Rex Carr's client won a protracted legal malpractice trial four months ago in Madison County, but the veteran trial lawyer claims the jury's award was "inadequate."
He wants Madison County Circuit Judge Daniel Stack to grant a new trial on damages.
Carr argues that the jury's $3.6 millon award to Magna Bank, in a case against the law firm Thompson Coburn, was not supported by evidence presented at trial.
In its suit against Thompson Coburn, Magna alleged the firm committed legal malpractice by providing bad advise on how to transfer structured settlement trusts to another financial institution.
Stack held a hearing July 24 to consider all post-trial motions.
"The amount of damages awarded bears no relationship to the evidence introduced in this case and is inadequate to compensate plaintiff for the losses it has sustained and is not the result of a compromise on the question of liability," Carr argued.
Carr added that the amount awarded by the jury was "taken out of thin air" and was not related to anything presented in the case.
He argued Magna lost $9,707,146.63 to settle lawsuits arising from structured settlements that were stolen by businessman James Gibson and spent $2,081,906.28 to defend those cases.
After deliberating nearly eight hours over two days, a Madison County jury awarded Magna Bank (now Regions Bank) $3,654.606.40 on March 28.
The jury's award was actually more than $11 million, but was reduced on the question of "mitigation of damages" by the bank.
Thompson Coburn was represented by Carrie Hogan and Morgan Hirst of Jones Day in Chicago. Mike Nester of Belleville also represented Thompson Coburn.
In response to Carr's motion, Hogan said that it was "wishful thinking" that Magna would be granted a new trial on damages.
"This is not a case that justifies a new trial on damages," Hogan argued.
She argued that there was "clearly mitigation evidence" and said that the jury even noted mitigation on the verdict form.
"It is not our job to question what the jury was thinking," Hogan added.
Stack said he would issue his ruling on the matter within 30 days.
The crux of the case goes back to 1985 when Gibson, who is now serving time in federal prison, took up the business of structuring settlements under an agreement with a bank Magna later acquired.
Personal injury lawyers who represented clients that received jury awards or settlements would advise their clients to enter into a structured settlement with Gibson's company, SBU.
In 1993, Gibson told Magna Bank that pursuant to contract, he was going to terminate the agreement and take the money elsewhere.
Magna Bank refused to turn the money loose, so Gibson sued the bank.
St.

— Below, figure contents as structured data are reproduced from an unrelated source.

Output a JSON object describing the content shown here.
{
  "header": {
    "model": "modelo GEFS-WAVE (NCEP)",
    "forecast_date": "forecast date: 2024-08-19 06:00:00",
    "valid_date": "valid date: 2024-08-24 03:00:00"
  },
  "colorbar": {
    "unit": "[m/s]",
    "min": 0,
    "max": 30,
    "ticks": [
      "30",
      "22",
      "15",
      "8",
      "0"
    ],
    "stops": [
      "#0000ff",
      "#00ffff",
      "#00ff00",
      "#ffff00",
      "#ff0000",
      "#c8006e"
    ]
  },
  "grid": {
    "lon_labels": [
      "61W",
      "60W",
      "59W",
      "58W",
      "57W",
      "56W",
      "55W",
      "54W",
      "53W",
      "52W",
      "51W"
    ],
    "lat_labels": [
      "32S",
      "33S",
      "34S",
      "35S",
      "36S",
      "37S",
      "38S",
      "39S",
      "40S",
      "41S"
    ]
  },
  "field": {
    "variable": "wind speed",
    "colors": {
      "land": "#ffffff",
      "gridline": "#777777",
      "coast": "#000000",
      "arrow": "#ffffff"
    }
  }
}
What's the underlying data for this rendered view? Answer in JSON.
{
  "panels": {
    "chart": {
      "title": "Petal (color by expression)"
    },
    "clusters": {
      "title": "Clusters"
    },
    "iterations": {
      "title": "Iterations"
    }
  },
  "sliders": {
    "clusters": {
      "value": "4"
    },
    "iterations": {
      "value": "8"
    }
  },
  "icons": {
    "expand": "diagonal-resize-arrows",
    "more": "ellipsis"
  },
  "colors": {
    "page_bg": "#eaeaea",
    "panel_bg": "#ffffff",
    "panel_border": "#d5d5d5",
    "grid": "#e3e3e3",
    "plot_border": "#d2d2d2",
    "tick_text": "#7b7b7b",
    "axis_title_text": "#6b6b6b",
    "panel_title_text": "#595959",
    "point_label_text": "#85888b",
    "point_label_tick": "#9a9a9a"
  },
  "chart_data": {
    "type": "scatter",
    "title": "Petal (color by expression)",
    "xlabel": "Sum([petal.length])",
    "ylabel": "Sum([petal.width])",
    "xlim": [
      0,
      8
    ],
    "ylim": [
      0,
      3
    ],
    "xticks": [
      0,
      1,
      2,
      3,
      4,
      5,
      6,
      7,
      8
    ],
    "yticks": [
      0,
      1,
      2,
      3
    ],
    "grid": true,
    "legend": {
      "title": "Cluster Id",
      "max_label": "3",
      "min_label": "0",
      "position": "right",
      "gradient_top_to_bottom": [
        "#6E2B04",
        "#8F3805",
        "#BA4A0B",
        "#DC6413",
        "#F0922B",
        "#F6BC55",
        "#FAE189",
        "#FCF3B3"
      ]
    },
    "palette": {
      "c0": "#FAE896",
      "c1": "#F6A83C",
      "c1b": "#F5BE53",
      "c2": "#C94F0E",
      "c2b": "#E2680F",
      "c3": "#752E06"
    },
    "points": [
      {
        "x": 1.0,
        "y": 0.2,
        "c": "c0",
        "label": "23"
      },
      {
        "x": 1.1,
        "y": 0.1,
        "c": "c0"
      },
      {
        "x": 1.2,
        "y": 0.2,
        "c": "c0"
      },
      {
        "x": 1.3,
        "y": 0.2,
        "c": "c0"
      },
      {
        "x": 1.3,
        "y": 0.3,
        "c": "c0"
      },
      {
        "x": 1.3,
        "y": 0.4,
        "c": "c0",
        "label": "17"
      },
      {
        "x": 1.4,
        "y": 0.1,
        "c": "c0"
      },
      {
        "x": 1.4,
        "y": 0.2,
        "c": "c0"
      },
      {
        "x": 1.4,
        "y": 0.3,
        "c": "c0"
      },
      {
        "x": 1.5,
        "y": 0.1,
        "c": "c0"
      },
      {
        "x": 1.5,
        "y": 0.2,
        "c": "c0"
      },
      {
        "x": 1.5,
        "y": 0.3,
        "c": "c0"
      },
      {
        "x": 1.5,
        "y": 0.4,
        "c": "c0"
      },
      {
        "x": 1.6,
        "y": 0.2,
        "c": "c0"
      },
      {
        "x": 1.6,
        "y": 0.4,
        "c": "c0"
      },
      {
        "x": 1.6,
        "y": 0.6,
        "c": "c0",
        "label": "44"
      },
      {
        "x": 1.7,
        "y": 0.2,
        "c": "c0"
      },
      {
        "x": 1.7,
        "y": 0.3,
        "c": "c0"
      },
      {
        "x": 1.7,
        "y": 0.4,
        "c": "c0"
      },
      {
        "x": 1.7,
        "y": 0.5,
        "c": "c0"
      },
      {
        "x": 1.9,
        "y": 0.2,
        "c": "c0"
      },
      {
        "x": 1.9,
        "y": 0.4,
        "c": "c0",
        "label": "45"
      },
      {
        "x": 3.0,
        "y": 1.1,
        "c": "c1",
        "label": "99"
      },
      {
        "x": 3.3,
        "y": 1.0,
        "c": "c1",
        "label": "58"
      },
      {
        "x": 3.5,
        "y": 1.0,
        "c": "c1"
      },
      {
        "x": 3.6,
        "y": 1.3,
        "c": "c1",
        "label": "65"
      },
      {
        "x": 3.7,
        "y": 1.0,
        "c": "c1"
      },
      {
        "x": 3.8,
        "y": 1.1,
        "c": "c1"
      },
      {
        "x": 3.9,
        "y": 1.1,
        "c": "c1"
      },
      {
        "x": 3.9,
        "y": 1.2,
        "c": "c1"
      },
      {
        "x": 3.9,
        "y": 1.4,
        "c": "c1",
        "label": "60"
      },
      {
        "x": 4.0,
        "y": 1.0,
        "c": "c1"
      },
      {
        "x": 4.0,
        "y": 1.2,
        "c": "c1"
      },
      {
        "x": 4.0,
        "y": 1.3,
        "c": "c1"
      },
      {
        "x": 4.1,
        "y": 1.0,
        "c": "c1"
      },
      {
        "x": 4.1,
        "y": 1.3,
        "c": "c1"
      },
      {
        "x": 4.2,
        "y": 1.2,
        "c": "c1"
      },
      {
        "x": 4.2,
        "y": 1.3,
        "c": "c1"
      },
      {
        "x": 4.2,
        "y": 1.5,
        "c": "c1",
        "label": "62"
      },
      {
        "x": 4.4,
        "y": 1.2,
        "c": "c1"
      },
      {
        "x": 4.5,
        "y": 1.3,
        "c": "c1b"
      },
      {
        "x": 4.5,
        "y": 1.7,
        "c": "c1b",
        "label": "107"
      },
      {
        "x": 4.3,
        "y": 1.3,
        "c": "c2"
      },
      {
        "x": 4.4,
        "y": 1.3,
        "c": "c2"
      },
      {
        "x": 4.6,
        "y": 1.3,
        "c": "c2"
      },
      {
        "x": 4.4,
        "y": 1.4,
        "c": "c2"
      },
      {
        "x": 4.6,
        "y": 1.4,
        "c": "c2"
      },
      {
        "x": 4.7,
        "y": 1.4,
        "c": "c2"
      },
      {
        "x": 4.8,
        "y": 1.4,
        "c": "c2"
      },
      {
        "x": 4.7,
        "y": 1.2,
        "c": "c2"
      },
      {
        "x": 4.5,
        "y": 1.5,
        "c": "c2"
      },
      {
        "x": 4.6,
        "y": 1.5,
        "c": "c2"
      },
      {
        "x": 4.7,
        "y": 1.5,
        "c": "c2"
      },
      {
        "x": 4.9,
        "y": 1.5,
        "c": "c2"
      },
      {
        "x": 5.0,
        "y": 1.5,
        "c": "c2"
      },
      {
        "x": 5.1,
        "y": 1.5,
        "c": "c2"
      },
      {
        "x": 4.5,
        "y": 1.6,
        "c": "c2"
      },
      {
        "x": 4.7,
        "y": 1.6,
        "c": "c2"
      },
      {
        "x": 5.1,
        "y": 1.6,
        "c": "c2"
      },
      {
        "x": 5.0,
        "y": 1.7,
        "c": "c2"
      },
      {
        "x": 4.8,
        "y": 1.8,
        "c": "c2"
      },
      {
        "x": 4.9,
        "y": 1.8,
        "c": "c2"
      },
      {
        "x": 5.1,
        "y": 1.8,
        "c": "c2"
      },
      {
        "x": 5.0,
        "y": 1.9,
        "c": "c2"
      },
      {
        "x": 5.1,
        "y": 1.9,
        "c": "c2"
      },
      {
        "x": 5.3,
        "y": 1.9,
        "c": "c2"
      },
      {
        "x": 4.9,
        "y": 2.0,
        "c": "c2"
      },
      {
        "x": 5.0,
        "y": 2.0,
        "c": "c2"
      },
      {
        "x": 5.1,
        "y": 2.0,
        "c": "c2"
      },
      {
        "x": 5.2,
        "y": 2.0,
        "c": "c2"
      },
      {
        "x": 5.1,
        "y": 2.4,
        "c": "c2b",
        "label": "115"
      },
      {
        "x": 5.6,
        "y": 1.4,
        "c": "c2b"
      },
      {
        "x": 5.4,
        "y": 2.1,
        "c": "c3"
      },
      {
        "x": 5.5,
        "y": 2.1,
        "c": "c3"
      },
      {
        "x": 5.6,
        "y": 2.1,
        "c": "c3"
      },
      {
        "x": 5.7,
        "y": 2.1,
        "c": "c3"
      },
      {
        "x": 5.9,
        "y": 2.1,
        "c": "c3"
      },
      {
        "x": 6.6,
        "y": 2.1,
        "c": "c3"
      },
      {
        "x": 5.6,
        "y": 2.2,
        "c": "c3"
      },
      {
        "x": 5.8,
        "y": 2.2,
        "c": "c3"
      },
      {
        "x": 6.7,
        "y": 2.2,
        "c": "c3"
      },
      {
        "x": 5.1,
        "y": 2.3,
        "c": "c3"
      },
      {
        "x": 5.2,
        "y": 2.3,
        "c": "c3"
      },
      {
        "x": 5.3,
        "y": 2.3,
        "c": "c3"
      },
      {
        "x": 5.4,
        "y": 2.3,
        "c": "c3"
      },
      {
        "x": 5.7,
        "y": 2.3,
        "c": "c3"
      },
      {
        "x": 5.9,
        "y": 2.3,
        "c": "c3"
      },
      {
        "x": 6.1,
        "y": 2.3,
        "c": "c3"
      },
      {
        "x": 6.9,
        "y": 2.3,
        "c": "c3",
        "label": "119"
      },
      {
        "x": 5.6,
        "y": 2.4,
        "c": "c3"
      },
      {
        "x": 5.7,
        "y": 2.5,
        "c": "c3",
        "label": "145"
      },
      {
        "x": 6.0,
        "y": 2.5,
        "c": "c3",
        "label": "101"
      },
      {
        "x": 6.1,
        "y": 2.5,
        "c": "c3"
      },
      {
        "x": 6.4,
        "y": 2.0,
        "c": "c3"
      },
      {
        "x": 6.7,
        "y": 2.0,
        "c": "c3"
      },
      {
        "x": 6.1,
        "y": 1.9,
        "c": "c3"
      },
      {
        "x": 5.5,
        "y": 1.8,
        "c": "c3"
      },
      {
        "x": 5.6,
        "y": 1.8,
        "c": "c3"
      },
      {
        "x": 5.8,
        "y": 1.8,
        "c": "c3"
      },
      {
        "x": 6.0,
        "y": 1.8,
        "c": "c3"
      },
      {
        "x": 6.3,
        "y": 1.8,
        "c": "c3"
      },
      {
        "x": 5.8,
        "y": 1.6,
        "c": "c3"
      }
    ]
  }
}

Clair County Circuit Judge Robert Hillebrand ruled that the agreement allowed termination. He granted summary judgment to SBU. Magna appealed to the Fifth District, but the summary judgment was affirmed.
After several more years of litigation, Magna gave possession of funds to Flag Financial, a shell corporation Gibson owned in Missouri.
Carr claims that based on the advice of Thompson Coburn, Magna did not file an appeal with the Illinois Supreme Court because the law firm allegedly advised the bank that it had no grounds to resist SBU's termination of Magna's trusteeship.
Gibson eventually was convicted of stealing the money and purchasing homes, cars and yachts with the proceeds.
At the motion hearing, Carr also argued that a new trial should be ordered because Stack erred when he fail.
Carr argued that on multiple occasions Stack allowed witnesses to disagree with his rulings, which caused confusion in the minds of the jury as to what the law is.
Carr also argued that Stack was wrong when he denied his motion for a mistrial after allowing a witness to disagree with his ruling that Magna owed a fiduciary duty to the injured plaintiffs and on the issue of constructive trust.
He claims Stack wrongly set time limits on witness examination and limited Magna's time for making its case in chief and in rebuttal.